Synopses & Reviews
How filling life with play — whether soccer or lawn mowing, counting sheep or tossing Angry Birds — forges a new path for creativity and joy in our impatient age
"Play Anything is nothing short of brilliant... I will be recommending this provocative and entertaining book to everyone I know." — Jane McGonigal, bestselling author of Reality is Broken and SuperBetter
Life is boring: filled with meetings and traffic, errands and emails. Nothing we'd ever call fun. But what if we've gotten fun wrong? In Play Anything, visionary game designer and philosopher Ian Bogost shows how we can overcome our daily anxiety; transforming the boring, ordinary world around us into one of endless, playful possibilities.

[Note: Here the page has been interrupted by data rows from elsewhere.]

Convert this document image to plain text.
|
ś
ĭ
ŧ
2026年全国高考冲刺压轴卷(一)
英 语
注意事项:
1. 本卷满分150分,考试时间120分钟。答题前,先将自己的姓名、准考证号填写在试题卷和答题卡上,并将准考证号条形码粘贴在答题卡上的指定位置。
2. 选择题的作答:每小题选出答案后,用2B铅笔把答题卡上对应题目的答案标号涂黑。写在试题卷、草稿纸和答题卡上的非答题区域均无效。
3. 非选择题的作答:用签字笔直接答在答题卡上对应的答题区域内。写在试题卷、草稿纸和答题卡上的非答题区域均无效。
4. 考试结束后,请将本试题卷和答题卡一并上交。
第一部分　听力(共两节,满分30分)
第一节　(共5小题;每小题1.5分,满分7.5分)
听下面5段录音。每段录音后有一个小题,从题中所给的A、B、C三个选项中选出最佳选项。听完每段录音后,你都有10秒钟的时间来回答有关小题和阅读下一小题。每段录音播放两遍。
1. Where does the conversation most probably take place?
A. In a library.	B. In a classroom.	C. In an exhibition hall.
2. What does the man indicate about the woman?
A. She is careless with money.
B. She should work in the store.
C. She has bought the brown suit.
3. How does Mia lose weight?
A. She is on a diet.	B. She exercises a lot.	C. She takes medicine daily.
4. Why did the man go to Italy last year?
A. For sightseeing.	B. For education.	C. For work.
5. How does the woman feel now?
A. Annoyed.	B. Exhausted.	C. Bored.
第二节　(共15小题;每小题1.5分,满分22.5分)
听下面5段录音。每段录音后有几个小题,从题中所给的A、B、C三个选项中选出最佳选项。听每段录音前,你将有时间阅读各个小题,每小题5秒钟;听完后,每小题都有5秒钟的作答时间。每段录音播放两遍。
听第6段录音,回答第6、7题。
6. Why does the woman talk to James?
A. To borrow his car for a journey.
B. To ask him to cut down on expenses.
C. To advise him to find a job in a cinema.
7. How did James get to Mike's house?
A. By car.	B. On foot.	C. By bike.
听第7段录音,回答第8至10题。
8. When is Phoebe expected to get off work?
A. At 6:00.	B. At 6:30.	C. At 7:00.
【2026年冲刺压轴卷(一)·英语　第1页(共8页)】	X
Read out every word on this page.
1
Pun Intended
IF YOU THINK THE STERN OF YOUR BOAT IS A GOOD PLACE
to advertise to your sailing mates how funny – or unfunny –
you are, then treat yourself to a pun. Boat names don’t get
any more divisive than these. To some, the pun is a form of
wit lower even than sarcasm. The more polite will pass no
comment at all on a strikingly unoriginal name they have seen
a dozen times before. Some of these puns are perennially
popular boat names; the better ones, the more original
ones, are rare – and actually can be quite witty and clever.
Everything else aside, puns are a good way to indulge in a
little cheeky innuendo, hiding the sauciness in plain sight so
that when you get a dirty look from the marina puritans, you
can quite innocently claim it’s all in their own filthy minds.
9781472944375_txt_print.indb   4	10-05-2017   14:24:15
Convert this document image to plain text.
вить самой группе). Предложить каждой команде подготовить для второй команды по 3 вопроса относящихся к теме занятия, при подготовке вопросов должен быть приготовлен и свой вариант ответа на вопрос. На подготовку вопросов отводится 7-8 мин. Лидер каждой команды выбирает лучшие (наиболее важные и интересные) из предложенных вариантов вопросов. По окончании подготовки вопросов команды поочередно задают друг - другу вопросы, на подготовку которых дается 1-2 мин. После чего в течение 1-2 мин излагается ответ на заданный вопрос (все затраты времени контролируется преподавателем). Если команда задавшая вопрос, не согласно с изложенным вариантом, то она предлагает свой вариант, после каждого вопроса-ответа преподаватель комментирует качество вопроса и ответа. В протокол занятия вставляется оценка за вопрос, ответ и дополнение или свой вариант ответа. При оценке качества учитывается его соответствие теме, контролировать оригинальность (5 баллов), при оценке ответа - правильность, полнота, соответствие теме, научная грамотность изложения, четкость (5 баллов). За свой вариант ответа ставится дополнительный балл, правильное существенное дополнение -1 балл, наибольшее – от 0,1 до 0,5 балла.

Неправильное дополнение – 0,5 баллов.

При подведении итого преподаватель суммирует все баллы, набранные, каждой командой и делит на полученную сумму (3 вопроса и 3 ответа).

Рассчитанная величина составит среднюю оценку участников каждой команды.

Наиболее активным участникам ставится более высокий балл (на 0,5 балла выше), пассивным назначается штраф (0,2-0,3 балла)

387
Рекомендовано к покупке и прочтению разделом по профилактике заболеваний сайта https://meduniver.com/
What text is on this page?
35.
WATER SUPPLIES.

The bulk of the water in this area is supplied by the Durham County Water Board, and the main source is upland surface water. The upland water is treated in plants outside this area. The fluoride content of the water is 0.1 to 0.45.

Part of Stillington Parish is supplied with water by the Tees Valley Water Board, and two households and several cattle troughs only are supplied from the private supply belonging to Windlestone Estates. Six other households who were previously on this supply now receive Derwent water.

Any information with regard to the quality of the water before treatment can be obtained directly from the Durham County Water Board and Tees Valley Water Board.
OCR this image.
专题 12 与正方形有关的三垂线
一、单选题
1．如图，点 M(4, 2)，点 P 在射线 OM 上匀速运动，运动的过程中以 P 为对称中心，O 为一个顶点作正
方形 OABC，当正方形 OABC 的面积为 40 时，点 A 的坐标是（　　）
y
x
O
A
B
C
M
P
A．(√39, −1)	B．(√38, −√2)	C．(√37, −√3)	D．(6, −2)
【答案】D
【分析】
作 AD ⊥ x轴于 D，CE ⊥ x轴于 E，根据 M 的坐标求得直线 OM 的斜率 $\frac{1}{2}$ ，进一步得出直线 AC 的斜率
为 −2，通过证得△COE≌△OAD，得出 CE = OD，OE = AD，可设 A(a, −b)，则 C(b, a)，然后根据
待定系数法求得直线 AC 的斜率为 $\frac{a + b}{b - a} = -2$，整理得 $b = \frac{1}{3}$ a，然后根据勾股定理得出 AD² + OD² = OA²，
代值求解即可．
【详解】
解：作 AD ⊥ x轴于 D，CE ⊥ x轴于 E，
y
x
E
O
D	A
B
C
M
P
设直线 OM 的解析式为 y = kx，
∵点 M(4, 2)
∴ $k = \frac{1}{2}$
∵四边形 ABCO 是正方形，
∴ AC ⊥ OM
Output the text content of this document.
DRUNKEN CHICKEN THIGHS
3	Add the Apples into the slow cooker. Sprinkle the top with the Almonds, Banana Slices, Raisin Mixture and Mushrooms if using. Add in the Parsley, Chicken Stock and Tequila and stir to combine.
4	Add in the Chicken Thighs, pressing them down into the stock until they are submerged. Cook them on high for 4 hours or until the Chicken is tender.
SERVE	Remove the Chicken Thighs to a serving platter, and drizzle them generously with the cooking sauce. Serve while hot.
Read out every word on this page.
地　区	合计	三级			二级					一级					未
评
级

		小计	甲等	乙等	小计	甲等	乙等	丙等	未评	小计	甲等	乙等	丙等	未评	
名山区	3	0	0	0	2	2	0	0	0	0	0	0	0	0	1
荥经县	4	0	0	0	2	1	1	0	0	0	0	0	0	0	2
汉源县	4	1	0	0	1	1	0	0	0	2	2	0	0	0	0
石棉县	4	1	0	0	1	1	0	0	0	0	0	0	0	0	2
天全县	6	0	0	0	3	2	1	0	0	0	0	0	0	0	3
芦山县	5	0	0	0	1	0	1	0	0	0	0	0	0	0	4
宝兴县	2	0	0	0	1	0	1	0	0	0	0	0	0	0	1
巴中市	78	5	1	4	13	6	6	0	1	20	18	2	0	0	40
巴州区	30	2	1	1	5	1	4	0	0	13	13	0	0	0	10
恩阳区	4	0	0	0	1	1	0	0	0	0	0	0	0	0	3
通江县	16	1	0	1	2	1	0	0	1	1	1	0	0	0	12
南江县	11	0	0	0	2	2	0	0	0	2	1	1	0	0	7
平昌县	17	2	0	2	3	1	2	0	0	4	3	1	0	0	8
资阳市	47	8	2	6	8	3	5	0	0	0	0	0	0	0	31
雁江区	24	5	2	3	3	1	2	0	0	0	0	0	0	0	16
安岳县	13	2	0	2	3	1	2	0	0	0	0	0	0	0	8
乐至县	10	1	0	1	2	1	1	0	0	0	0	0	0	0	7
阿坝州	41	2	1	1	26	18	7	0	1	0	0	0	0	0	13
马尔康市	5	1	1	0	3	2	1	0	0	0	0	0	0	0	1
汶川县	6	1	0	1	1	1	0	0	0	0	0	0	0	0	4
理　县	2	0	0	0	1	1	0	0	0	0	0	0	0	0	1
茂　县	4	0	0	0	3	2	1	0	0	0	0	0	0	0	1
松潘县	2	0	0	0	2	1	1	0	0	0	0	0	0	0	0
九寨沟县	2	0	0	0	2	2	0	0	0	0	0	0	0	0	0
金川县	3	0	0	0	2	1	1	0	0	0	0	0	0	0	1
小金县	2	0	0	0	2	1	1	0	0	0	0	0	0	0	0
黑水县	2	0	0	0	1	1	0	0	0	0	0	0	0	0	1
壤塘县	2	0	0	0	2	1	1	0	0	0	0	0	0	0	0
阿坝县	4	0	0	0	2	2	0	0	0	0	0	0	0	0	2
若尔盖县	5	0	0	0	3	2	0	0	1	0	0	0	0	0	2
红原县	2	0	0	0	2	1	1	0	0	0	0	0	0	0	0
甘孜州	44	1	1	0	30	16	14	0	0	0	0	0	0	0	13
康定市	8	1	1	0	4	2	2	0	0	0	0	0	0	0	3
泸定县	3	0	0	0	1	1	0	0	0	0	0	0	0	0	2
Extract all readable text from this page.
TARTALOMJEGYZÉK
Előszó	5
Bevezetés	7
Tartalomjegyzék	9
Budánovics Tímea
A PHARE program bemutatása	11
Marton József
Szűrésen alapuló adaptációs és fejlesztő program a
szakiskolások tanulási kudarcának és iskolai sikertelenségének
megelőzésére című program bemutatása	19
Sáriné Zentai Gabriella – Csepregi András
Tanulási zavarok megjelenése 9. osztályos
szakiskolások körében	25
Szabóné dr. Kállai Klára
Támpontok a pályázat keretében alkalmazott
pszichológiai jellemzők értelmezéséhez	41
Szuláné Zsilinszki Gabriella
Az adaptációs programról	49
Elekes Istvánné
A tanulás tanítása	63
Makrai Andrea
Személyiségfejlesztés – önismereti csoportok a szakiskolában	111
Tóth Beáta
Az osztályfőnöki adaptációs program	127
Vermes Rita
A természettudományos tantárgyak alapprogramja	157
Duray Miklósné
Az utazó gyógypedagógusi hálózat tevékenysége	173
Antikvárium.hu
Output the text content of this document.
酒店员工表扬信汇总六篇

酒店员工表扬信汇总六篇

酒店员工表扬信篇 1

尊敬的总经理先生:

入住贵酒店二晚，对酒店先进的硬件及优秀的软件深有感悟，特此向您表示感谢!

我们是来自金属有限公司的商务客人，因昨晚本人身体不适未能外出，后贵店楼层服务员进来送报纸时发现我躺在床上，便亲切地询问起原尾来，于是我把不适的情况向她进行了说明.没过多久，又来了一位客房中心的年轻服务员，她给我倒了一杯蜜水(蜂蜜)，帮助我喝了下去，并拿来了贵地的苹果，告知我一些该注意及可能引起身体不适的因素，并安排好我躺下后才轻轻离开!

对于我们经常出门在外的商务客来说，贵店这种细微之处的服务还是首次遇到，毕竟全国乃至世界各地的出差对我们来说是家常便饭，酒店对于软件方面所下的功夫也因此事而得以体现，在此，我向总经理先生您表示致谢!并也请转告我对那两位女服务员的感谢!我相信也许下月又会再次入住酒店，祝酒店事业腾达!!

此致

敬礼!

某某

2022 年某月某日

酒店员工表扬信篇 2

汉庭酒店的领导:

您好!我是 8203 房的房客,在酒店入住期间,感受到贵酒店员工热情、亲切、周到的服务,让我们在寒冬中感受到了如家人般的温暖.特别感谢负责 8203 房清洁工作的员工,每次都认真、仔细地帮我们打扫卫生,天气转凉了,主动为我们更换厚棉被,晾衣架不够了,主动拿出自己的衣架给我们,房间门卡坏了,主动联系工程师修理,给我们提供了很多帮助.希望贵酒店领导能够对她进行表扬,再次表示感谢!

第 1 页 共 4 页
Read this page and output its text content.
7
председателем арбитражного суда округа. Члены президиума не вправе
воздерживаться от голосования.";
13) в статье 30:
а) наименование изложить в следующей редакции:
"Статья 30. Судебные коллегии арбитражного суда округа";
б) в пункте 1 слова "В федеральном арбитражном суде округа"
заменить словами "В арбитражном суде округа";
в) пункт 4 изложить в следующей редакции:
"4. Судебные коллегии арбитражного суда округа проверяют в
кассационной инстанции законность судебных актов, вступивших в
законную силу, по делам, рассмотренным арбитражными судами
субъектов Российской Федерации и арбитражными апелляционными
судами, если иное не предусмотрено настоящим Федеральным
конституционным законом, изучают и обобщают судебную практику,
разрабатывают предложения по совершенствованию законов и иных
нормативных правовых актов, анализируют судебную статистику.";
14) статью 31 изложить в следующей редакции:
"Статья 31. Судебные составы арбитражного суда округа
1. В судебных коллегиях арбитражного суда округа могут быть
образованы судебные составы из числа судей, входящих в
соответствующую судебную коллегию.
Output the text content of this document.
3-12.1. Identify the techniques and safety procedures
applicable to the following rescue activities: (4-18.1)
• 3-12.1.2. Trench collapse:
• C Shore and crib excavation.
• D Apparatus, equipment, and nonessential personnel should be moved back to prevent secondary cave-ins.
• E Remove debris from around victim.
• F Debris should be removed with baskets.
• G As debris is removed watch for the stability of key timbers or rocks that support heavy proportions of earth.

The key to this playful mindset lies in discovering the secret truth of fun and games. Play Anything, reveals that games appeal to us not because they are fun, but because they set limitations. Soccer wouldn't be soccer if it wasn't composed of two teams of eleven players using only their feet, heads, and torsos to get a ball into a goal; Tetris wouldn't be Tetris without falling pieces in characteristic shapes. Such rules seem needless, arbitrary, and difficult. Yet it is the limitations that make games enjoyable, just like it's the hard things in life that give it meaning.
Play is what happens when we accept these limitations, narrow our focus, and, consequently, have fun. Which is also how to live a good life. Manipulating a soccer ball into a goal is no different than treating ordinary circumstances — like grocery shopping, lawn mowing, and making PowerPoints — as sources for meaning and joy. We can "play anything" by filling our days with attention and discipline, devotion and love for the world as it really is, beyond our desires and fears.
Ranging from Internet culture to moral philosophy, ancient poetry to modern consumerism, Bogost shows us how today's chaotic world can only be tamed — and enjoyed — when we first impose boundaries on ourselves.
Review
"Part personal meditation, part guide to living a happier life, Play Anything is a Walden for the 2010s." New Scientist
Review
"I can tell you that a great way to have fun with the job of writing a book review — to play while writing it — is by pursuing it earnestly and seriously as a book review. A humble, highly constrained genre. You tell people about the book. You tell them whether you think it's worth reading. (Yes.) And then, instead of allowing your ego to ruin everything by trying to make it cool, you move on in search of the next playground." Slate
Review
"Proposing an aesthetic of play, [Bogost] draws on myriad examples, from golf to the task of watering his lawn to his daughter's self-directed rules of 'step on a crack, break your mother's back.' ... [the] idea-driven prose of Play Anything might remind you of the applied-philosophy tactics of an Alain de Botton ... demonstrate[s] the importance of thoughtful, serious criticism on gaming and play." New York Times Book Review
Review
"Play Anything isn't really just an argument for turning dull tasks into games. It's a manifesto for a different attitude to the world." The Guardian
Review
"Play Anything is a profound book: both a striking assessment of our current cultural landscape, and at the same time a smart self-improvement guide, teaching us the virtues of a life lived playfully." Steven Johnson, author of How We Got To Now and Everything Bad Is Good For You
Review
"An essential read for those seeking to understand how a new idea of play can be positive for our lives." Library Journal (Starred Review)
About the Author
Ian Bogost is the Ivan Allen College Distinguished Chair in media studies and a professor of interactive computing at the Georgia Institute of Technology, a founding partner at Persuasive Games, and a contributing editor at The Atlantic. Bogost lives in Atlanta, Georgia.